Be Warned: The Chinese Hungry Ghost Month Starts August 8

Folklore is a rich source of stories, especially for the horror and urban fantasy genres. I thought I would share a Chinese festival—the Hungry Ghost Month—that starts August 8.

During this period—which is the seventh month of the lunar calendar—Chinese people of the Taoist or Buddhist faiths believe the gates of hell open and hungry ghosts wander the earth in search of food and entertainment. People of Chinese descent burn ghost money and ghost goods, such as paper-mache cars, cell phones, houses and jewelry, to ensure their ancestors are well taken care of in their afterlife.

When I lived in Singapore, the air would be thick with smoke from the burning of incense and the joss paper products. There would be burnt patches outside people’s homes and in fields and on cement walkways. Offerings of food and fruit would pop up at makeshift altars all over the island.

The Hungry Ghost Festival also is a time for live (and loud) musical performances so as to placate the ghosts and spirits. Traditionally, these were Chinese operas.

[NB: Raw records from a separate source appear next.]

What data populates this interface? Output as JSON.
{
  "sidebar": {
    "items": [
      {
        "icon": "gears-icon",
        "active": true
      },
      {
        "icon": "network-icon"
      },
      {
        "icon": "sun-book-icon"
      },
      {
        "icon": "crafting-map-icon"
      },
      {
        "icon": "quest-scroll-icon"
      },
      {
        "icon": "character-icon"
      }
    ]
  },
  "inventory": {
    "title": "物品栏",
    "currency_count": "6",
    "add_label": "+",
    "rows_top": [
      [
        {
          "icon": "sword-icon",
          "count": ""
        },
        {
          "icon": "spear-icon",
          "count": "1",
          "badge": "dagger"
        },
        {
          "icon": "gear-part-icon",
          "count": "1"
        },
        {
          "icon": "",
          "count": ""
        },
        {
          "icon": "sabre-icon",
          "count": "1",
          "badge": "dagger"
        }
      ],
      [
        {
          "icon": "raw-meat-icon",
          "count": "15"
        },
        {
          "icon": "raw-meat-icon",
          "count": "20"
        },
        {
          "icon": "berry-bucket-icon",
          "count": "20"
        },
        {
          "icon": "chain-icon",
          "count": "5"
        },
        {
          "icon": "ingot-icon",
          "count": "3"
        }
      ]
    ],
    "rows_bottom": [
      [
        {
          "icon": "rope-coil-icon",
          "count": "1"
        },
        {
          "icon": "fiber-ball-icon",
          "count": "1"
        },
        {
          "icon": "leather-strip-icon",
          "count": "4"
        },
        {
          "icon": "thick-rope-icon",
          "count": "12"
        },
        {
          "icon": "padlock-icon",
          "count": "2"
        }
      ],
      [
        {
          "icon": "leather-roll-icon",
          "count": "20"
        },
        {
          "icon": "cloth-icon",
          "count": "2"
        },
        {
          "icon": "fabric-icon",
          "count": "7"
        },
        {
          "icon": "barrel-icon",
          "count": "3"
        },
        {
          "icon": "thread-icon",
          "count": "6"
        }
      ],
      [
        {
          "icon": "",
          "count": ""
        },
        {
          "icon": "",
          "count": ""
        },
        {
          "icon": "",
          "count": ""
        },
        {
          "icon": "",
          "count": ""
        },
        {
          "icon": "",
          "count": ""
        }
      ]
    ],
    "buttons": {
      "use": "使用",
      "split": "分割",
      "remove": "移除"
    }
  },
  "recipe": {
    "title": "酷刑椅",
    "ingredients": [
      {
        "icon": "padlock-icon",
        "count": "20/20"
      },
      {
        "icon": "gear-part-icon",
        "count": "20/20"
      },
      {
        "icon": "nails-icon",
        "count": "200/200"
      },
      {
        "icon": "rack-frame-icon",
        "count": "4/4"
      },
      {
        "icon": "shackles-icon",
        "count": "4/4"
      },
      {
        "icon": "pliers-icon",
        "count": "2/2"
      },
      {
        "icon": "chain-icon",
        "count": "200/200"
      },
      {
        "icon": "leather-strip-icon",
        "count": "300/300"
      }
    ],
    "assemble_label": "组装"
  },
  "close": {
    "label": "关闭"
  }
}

Nowadays, they’re more likely to be singing, dancing or comedy shows known as “getai” that are performed on temporary stages. One warning: the first row of seats is reserved for the dead, so try not to sit there.

On the 14th or 15th day of the festival, some people will serve large feasts on offering tables for the dead. Some cultures also light lanterns in the shape of lotus flowers and release them in rivers. As they float away, the lanterns help guide the spirits back to where they belong.

The Ghost Month is a time of bad luck, so it’s best not to undertake any major business dealings. In addition, don’t get married or schedule surgery. Since ghosts are particularly active and prevalent at this period, you shouldn’t stay out too late, and definitely stay out of the water.

Stick to crowded areas at night, and don’t answer if someone calls your name after dark. Take care not to accidentally step on or disturb any makeshift altar or offering in case you offend a feeding spirit.

To ensure a wandering ghost doesn’t attach itself to you, keep jade on your person—it’s both a lucky as well as a protective charm.